On May 30, Ontario Premier Kathleen Wynne announced a large-scale reform of the province’s labour laws to respond to increasing workplace precarity, including worries about automation’s effects on the job market.

The most publicized change was the minimum wage increase. Following the plan laid out by the Premier, the minimum wage will rise in two increments: from the current $11.40 per hour to $14 per hour in January 2018, and then to $15 per hour in January 2019. This is the largest minimum wage increase in Ontario’s history.

Other considerations by Wynne’s Liberal government include protections for casual employees whose shifts are cancelled less than 48 hours in advance, and a plan to increase the minimum amount of vacation days for employees who have been at a company for five years to three weeks.

Earlier this year, wage equality activists at U of T launched a chapter of ‘Fight for $15’, a global advocacy group pressuring governments to increase minimum wages. In their chapter’s efforts to make working conditions better for students, they have pushed for more leniency around exam scheduling, which has led to workplace shift cancellations, among other issues. Many students and recent graduates hold precarious jobs or internships and belong to the target population of minimum wage earners.

Regarding the proposed policy changes addressing the security of on-call and part-time workers, ‘Fight for $15’ and Fairness co-founder Andre Fast considers the platform to be in line with the group’s goals. “I think it’s the Fight for $15 and Fairness campaign that takes a lot of credit for running a really well-organized campaign and forcing the provincial government to take action on this issue,” Fast told The Varsity. “So I think it really shows that when [student and community] organizers come together, we win.”

Many welcome the wage increase as a long-overdue measure for a province where 10 per cent of the population earns minimum wage and where employees have seen an increase in workplace precarity while struggling to make ends meet. In most Ontario cities, the estimated living wage, which is the estimate of the wage required to maintain a basic standard of living, remains above the newly proposed $15 per hour. Toronto’s living wage is $18.52.

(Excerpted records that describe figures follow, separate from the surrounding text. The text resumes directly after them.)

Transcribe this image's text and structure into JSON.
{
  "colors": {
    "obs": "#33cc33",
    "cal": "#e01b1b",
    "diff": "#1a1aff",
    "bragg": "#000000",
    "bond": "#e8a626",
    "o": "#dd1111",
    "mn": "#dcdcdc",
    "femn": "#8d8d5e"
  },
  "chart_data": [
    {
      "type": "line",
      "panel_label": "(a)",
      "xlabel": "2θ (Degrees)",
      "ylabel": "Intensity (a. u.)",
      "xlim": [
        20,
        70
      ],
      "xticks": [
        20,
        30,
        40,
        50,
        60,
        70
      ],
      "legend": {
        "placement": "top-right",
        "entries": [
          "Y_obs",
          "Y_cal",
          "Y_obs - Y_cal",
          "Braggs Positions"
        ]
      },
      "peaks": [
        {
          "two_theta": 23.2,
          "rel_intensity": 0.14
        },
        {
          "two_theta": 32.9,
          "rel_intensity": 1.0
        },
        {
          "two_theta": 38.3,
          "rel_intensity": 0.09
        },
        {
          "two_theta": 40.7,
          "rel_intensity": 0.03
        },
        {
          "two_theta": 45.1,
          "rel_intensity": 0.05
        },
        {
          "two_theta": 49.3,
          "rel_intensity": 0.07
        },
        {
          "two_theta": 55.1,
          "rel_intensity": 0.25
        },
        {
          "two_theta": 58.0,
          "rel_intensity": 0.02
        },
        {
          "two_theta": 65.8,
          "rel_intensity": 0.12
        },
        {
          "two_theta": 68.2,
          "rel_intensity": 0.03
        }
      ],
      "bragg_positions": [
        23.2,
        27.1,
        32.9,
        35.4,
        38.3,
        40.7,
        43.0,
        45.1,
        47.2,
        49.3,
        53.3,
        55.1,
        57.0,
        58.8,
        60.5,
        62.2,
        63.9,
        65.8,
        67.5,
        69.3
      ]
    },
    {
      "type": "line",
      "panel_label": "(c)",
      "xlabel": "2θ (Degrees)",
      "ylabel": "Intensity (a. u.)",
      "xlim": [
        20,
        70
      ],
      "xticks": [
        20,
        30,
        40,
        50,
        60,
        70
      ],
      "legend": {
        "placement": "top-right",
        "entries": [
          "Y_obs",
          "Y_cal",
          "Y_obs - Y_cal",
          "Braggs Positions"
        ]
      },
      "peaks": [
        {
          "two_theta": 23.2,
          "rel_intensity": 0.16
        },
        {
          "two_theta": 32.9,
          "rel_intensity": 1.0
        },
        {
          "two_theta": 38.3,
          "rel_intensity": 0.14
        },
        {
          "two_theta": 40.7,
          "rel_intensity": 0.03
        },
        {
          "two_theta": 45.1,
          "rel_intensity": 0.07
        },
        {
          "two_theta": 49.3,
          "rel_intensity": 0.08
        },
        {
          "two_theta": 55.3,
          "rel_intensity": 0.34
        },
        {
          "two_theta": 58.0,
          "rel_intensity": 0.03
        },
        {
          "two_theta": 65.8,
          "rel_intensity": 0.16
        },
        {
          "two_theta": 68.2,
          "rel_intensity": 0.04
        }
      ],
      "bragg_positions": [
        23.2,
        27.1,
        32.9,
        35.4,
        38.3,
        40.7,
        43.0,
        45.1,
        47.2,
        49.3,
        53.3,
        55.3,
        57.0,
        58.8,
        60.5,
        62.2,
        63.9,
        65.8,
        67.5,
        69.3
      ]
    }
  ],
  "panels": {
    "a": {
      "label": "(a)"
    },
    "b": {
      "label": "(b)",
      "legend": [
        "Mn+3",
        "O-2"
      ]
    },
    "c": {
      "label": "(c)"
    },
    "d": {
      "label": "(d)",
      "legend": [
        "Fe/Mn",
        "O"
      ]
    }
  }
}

While the minimum wage raise would increase purchasing power in the most vulnerable populations, both Rafael Gomez, Director of U of T’s Centre for Industrial Relations and Human Resources, and Tony Dean, Professor at U of T’s School of Public Policy and Governance and former head of the Ontario Public Service, suggest that a basic income would be a more sustainable solution to the affordability gap that plagues many Ontario cities.

Dean told The Varsity that sound policy changes and “what some might describe as ‘good politics’” can go hand in hand, and that while the increase is good policy, “others will judge” if the Liberals’ decision to implement this policy close to an election qualifies as ‘good politics.’

Ontario NDP Leader Andrea Horwath, who has been advocating for the wage increase since 2016, accused the Liberal’s of cynical electioneering as they vie for reelection in 2018.

Another consistently-raised concern is that businesses will increase prices to cover overhead costs. As Gomez pointed out, the influence of supply-and-demand is often missing in these narratives, and he proposed that price increases will be more positively affected by increases in consumer demand than by businesses’ higher cost coverages.

“If anything, I think we’ll see Ontario’s economic fortunes positively affected by this…but we need to study and examine the evidence carefully,” Gomez told The Varsity.

The minimum wage raise proposal in Ontario mirrors an initiative announced by the Alberta NDP, headed by Premier Rachel Notley.  Minimum wage is scheduled to increase by $1.40 in October 2017 to $13.60 per hour and $15 by October 2018.